親の介護は放棄できるのか?扶養義務と法的責任について解説

更新日:2024.04.16

ニュースなどで「育児放棄」という言葉を耳にすることがありますが、高齢化社会に伴い「介護放棄」も問題になっています。介護放棄とは、「介護を必要とする人(被介護者)のケアをしないこと」を指し、虐待の一種として育児放棄と同様に「ネグレクト」と呼ばれることもあります。
今回はこの介護放棄について解説していきます。

介護放棄

介護を必要とする人に対して、そのケアをしないことが介護放棄にあたりますが、具体的に介護放棄とみなされる行為には、以下のようなものがあります。

✅食事を十分に与えない
✅汚れたおむつを交換しない
✅入浴させない
✅部屋を掃除しない
✅医療機関を受診させない
✅存在を無視する

これらの行為が初めから意図的である場合、徐々にエスカレートしていく可能性があります。
一方で、これくらいは自分でできると思っていた、などの理由から被介護者へのケアをおろそかにし、意図せず介護放棄の状態になっているケースもあります。
どちらにせよ、認知機能の低下等によって実態をうまく伝えられない被介護者に代わり、第三者が気付いてあげなければ発覚しないことも多く、注意が必要です。

扶養義務という課題

「介護放棄」は「扶養義務」と密接に関係しており、法律上、子どもは親の介護を放棄できません。
具体的な根拠は、民法第877条第1項に「直系血族及び兄弟姉妹は、互いに扶養をする義務がある」と定められているためです。
直系血族とは、祖父母・父母・子・孫のことを指します。
また、夫婦は同居し、互いに協力し扶助しなければならないと民法第752条で定められているため、配偶者も扶養義務者に該当します。

この「互いに扶養をする義務」には、直接的な介護だけでなく、介護費用や生活費などの経済的支援も含まれます。

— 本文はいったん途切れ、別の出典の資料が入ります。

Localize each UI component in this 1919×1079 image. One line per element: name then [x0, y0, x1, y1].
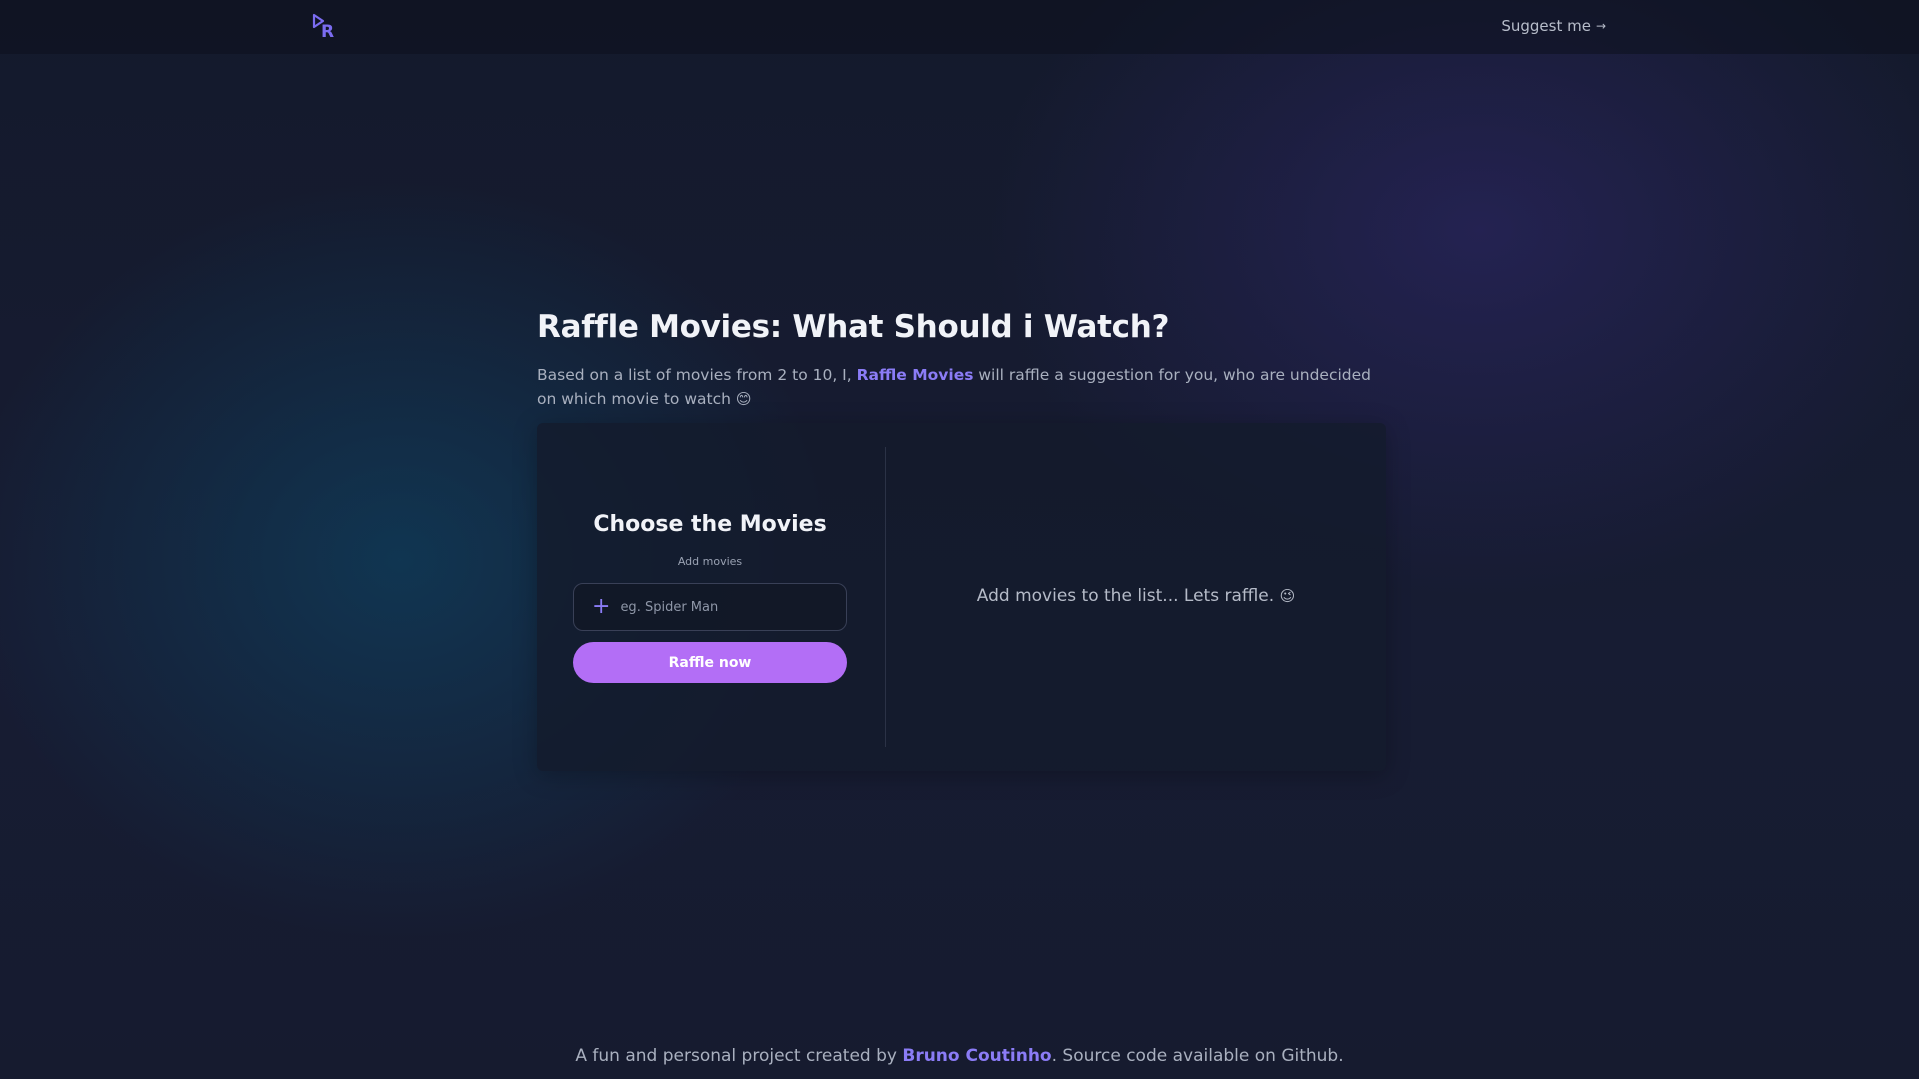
- intro-text: Based on a list of movies from 2 to 10, …: [537, 363, 1387, 411]
- page-title: Raffle Movies: What Should i Watch?: [537, 309, 1170, 345]
- raffle-card: Choose the Movies Add movies + Raffle no…: [537, 423, 1386, 771]
- empty-list-message: Add movies to the list... Lets raffle. 😉: [886, 586, 1386, 606]
- author-link[interactable]: Bruno Coutinho: [902, 1046, 1051, 1066]
- svg-text:R: R: [321, 22, 334, 39]
- brand-name: Raffle Movies: [856, 366, 974, 384]
- top-nav-bar: R Suggest me →: [0, 0, 1919, 54]
- suggest-me-label: Suggest me: [1501, 17, 1591, 35]
- footer-text-start: A fun and personal project created by: [575, 1046, 903, 1066]
- add-movies-label: Add movies: [677, 555, 743, 568]
- raffle-now-button[interactable]: Raffle now: [573, 642, 847, 683]
- choose-movies-title: Choose the Movies: [593, 512, 827, 537]
- footer: A fun and personal project created by Br…: [0, 1046, 1919, 1066]
- intro-text-start: Based on a list of movies from 2 to 10, …: [537, 366, 857, 384]
- plus-icon[interactable]: +: [592, 596, 610, 618]
- movie-name-input[interactable]: [620, 599, 831, 615]
- arrow-right-icon: →: [1595, 19, 1606, 33]
- suggest-me-link[interactable]: Suggest me →: [1501, 17, 1606, 35]
- footer-text-end: . Source code available on Github.: [1051, 1046, 1344, 1066]
- empty-list-text: Add movies to the list... Lets raffle.: [976, 586, 1280, 606]
- play-r-logo-icon[interactable]: R: [312, 13, 340, 39]
- wink-emoji-icon: 😉: [1279, 587, 1296, 605]
- movie-input-field[interactable]: +: [573, 583, 847, 631]
- smile-emoji-icon: 😊: [735, 390, 752, 408]
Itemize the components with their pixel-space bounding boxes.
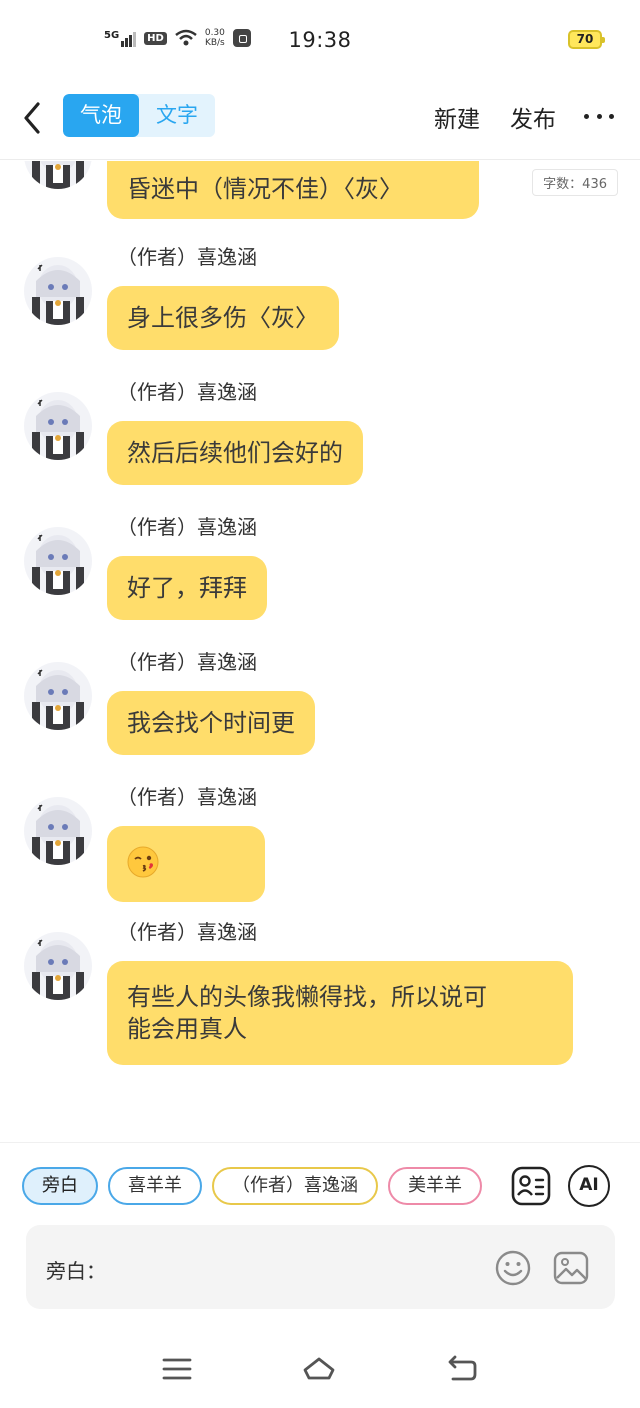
speaker-label: 旁白： <box>46 1259 106 1283</box>
battery-icon: 70 <box>568 30 605 49</box>
chip-narration[interactable]: 旁白 <box>22 1167 98 1205</box>
word-count-badge: 字数：436 <box>532 169 618 196</box>
message-text: 能会用真人 <box>127 1015 247 1043</box>
author-name: （作者）喜逸涵 <box>117 785 257 809</box>
home-icon[interactable] <box>302 1354 336 1384</box>
avatar[interactable] <box>24 392 92 460</box>
chat-list[interactable]: 字数：436 昏迷中（情况不佳）〈灰〉 （作者）喜逸涵 身上很多伤〈灰〉 （作者… <box>0 161 640 1141</box>
message-bubble[interactable]: 身上很多伤〈灰〉 <box>107 286 339 350</box>
author-name: （作者）喜逸涵 <box>117 245 257 269</box>
message-text: 有些人的头像我懒得找，所以说可 <box>127 983 487 1011</box>
publish-button[interactable]: 发布 <box>510 100 556 134</box>
message-input[interactable] <box>106 1247 486 1287</box>
author-name: （作者）喜逸涵 <box>117 380 257 404</box>
message-text: 我会找个时间更 <box>127 709 295 737</box>
character-selector: 旁白 喜羊羊 （作者）喜逸涵 美羊羊 <box>22 1167 492 1207</box>
message-bubble[interactable]: 然后后续他们会好的 <box>107 421 363 485</box>
message-bubble[interactable]: 有些人的头像我懒得找，所以说可 能会用真人 <box>107 961 573 1065</box>
top-bar: 气泡 文字 新建 发布 <box>0 80 640 160</box>
message-text: 然后后续他们会好的 <box>127 439 343 467</box>
message-text: 好了，拜拜 <box>127 574 247 602</box>
author-name: （作者）喜逸涵 <box>117 650 257 674</box>
avatar[interactable] <box>24 161 92 189</box>
chip-character[interactable]: 美羊羊 <box>388 1167 482 1205</box>
chip-author[interactable]: （作者）喜逸涵 <box>212 1167 378 1205</box>
emoji-icon[interactable] <box>494 1249 532 1287</box>
chip-character[interactable]: 喜羊羊 <box>108 1167 202 1205</box>
tab-text[interactable]: 文字 <box>139 94 215 137</box>
clock: 19:38 <box>288 28 352 52</box>
avatar[interactable] <box>24 932 92 1000</box>
back-nav-icon[interactable] <box>445 1354 479 1384</box>
author-name: （作者）喜逸涵 <box>117 920 257 944</box>
message-bubble[interactable]: 我会找个时间更 <box>107 691 315 755</box>
new-button[interactable]: 新建 <box>434 100 480 134</box>
author-name: （作者）喜逸涵 <box>117 515 257 539</box>
avatar[interactable] <box>24 257 92 325</box>
character-card-icon[interactable] <box>510 1165 552 1207</box>
status-bar: 5G HD 0.30 KB/s 19:38 70 <box>0 0 640 80</box>
back-icon[interactable] <box>18 98 48 138</box>
view-mode-toggle: 气泡 文字 <box>63 94 215 137</box>
message-bubble[interactable]: 好了，拜拜 <box>107 556 267 620</box>
menu-icon[interactable] <box>160 1354 194 1384</box>
tab-bubble[interactable]: 气泡 <box>63 94 139 137</box>
avatar[interactable] <box>24 662 92 730</box>
avatar[interactable] <box>24 527 92 595</box>
system-nav-bar <box>0 1332 640 1408</box>
message-bubble[interactable]: 昏迷中（情况不佳）〈灰〉 <box>107 161 479 219</box>
image-icon[interactable] <box>552 1249 590 1287</box>
input-panel: 旁白 喜羊羊 （作者）喜逸涵 美羊羊 AI 旁白： <box>0 1142 640 1332</box>
message-bubble[interactable] <box>107 826 265 902</box>
kissing-wink-emoji-icon <box>127 846 159 878</box>
more-icon[interactable] <box>584 110 614 122</box>
message-text: 身上很多伤〈灰〉 <box>127 304 319 332</box>
ai-icon[interactable]: AI <box>568 1165 610 1207</box>
avatar[interactable] <box>24 797 92 865</box>
message-input-box: 旁白： <box>26 1225 615 1309</box>
message-text: 昏迷中（情况不佳）〈灰〉 <box>127 175 403 203</box>
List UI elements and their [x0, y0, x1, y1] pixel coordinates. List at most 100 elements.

扶養義務は相続放棄のような扱いができないため、原則として「親の介護をしない」という選択はできないのです。

一方、年齢や同居の有無などによる、扶養義務者の優先順位は定められていません。
もし、介護を必要とする親に2人の子ども(長男・次男)がおり、長男が別居、次男が同居していたとしても、2人には平等に扶養義務があります。
そのため被介護者と扶養義務者間で実質的な介護負担や金銭面での負担の割合をどうするか、早めに話し合いをして決めておくことが、のちのもめごとを減らすことにもつながります。

金銭面の問題による介護放棄

介護放棄で多いケースが、経済的貧困によるものです。被介護者と介護者が双方経済的に困窮している場合、生活保護の審査を受けることを検討してみるのも一つの手です。
以下の条件を満たしている場合に、生活保護を受けられる可能性があります

✅世帯収入が基準に満たない
✅現金化できる資産を所有していない
✅高齢や障害などのやむを得ない事情で、働いて収入を得られない
✅ほかの制度による支援を受けても最低限の生活費が確保できない
✅生活の援助をしてくれる親族がいない

介護費用の負担は、公的制度により軽減できる場合があります。また、居住地域の自治体独自の助成制度も存在することがあります。

介護放棄が罪に問われる可能性

介護の必要性を理解したうえで親の介護を放棄した場合、「保護責任者遺棄罪」に問われる可能性があります。この罪には、3カ月以上5年以下の懲役が科されることがあります。
ただし扶養義務は、あくまでも介護者が経済的に困らない範囲内で発生するものとされており、介護者が経済的に困窮している場合などを含む、すべてのケースで罪に問われるわけではありません。

また、介護放棄の結果、親が死亡したりケガをした場合、「保護責任者遺棄致死罪」や「保護責任者遺棄致傷罪」に該当することもあります。それぞれの罪には、3年以上20年以下、または3カ月以上15年以下の懲役が科される可能性があります。

まとめ

親の介護は重大な責任であり、法的な側面からも真剣に向き合う必要があります。介護者は、扶養義務や法律問題について理解し、適切な対処方法を検討することが大切です。

自分たちで介護をすることが難しい場合には、施設を頼ることも選択肢の一つです。介護サービスを利用するか、介護施設への入居を検討する際には、被介護者本人の意向を尊重しながら選択肢を検討しましょう。また、民間介護保険の活用も視野に入れてみてください。

この記事は、2024年04月16日に更新されました。